LONDON - UK-based components supplier GKN will move production from the USA, Germany and Spain to low-cost countries like Poland and Slovenia in a bid to boost profits.
Although GKN recently announced a 10 percent rise in half-year pretax profits to $396 million, the automotive division's contribution to overall company fortunes fell from 57 to 52 percent ($221 million), the gap being filled by improved profits from the company's helicopter operations (up 31 percent) and industrial services (up 33 percent).
Encouraged by stronger automotive sales in North America, GKN aims to double revenue in that region over the next four years, but it will use cheaper manufacturing countries to gain a cost advantage.
The changes will see some GKN Spanish production moving to cheaper Slovenia where wages are at least 20 percent below westerm European levels. But the Zumaya plant near San Sebastian will start supplying North America.
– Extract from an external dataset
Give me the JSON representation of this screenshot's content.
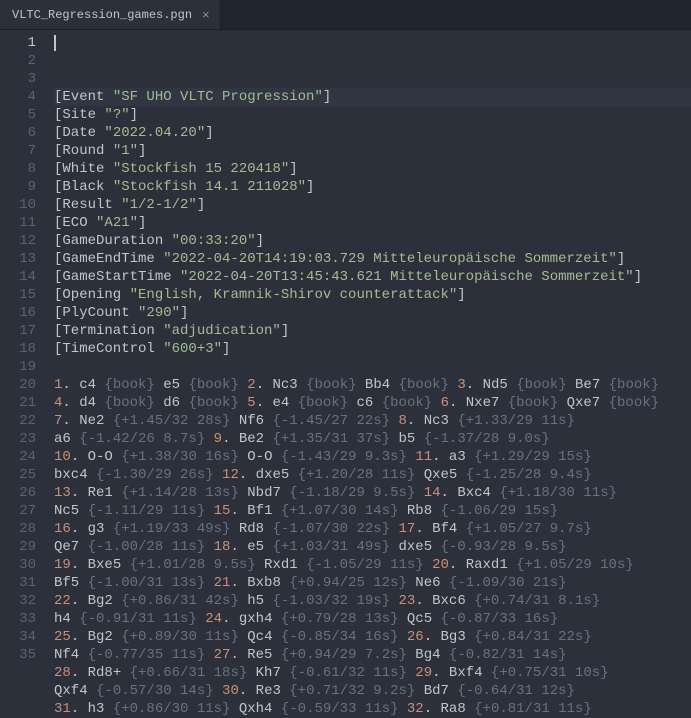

Production at the GKN plant in Poland, which also has a low wage rate and currently concentrates on local Fiat supply, will be expanded to other automotive product lines.
As part of the rationalization, GKN, which has already shed 600 jobs in Europe this year, will close four sintering plants in the USA and Germany to reinforce consolidation plans.
Under chief executive C.K. Chow, who took charge in January 1997, the group has spelled out its ambitions for the automotive division's powder metallurgy operations - the sintering process is less labor-intensive than casting or forging, and parts are 20 percent lighter.
Over the past two years GKN Sinter Metals has acquired two major US powder metallurgy companies, Sinter Metals (for $534 million) and Interlake (for $529 million).